Los fantasmas del duelo

El niño Jacob Tremblay, en una escena de 'Somnia, dentro de tus sueños'. El niño Jacob Tremblay, en una escena de 'Somnia, dentro de tus sueños'.

El niño Jacob Tremblay, en una escena de 'Somnia, dentro de tus sueños'.

La fase del duelo sigue siendo tema y metáfora recurrente para el cine de terror y la materialización de las pesadillas más ominosas y siniestras.
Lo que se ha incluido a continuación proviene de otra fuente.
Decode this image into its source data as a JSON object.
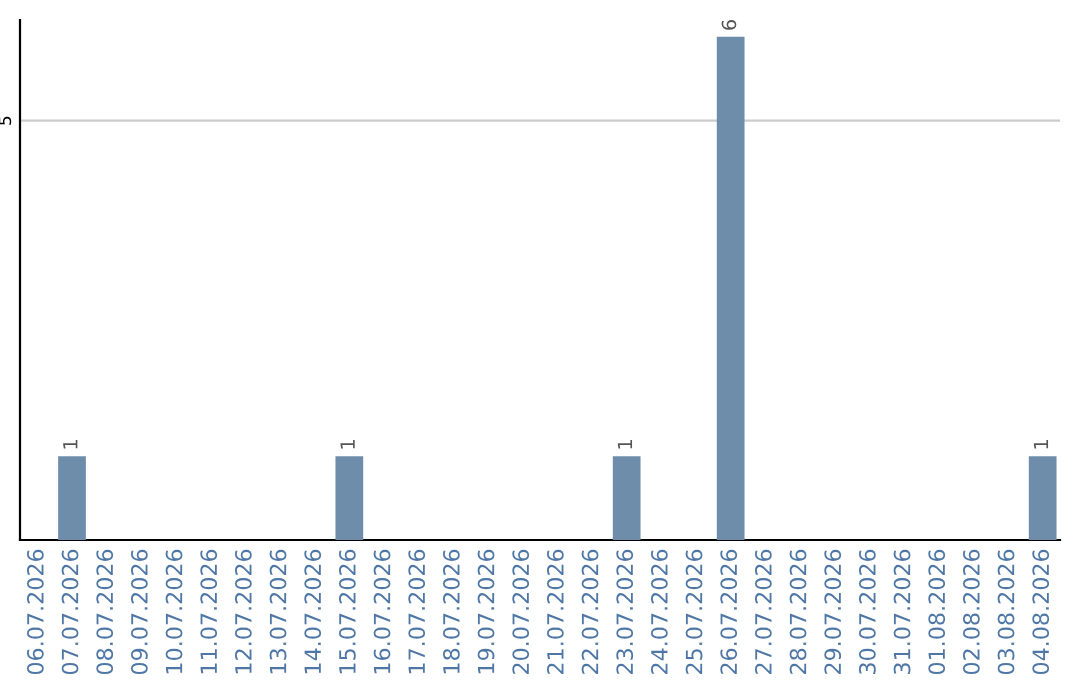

Somnia coge mucho material prestado, de Poltergeist a Babadook, también al niño protagonista de La habitación, para plantear el que atraviesa una familia que acaba de perder a su hijo en un accidente doméstico tras adoptar a uno nuevo con extraños poderes mágicos (sic) como perfecto territorio para guionistas de escuela con memoria cinéfila en el que desplegar sueños oscuros que se encarnan en mariposas de colores, apariciones tras las puertas y fantasmas sin ojos y con las bocas abiertas.

En la que es su tercera película en un año tras Ouija: el origen del mal y Hush(Silencio), Mike Flanagan se confirma no tanto como un verdadero estilista con sello personal como un profesional rápido, económico y efectivo a la hora de manejar los viejos resortes del género, con más tendencia de lo deseable a provocar el susto en detrimento de la creación de una verdadera atmósfera de terror sostenido y creciente. Su película revela pronto el rostro y la fisonomía del mal y hace demasiado explícito el trasfondo melodramático de la pérdida y la rotura del vínculo primario como motores de su historia de superación de los traumas y reconciliación (sic) entre lo real y lo sobrenatural.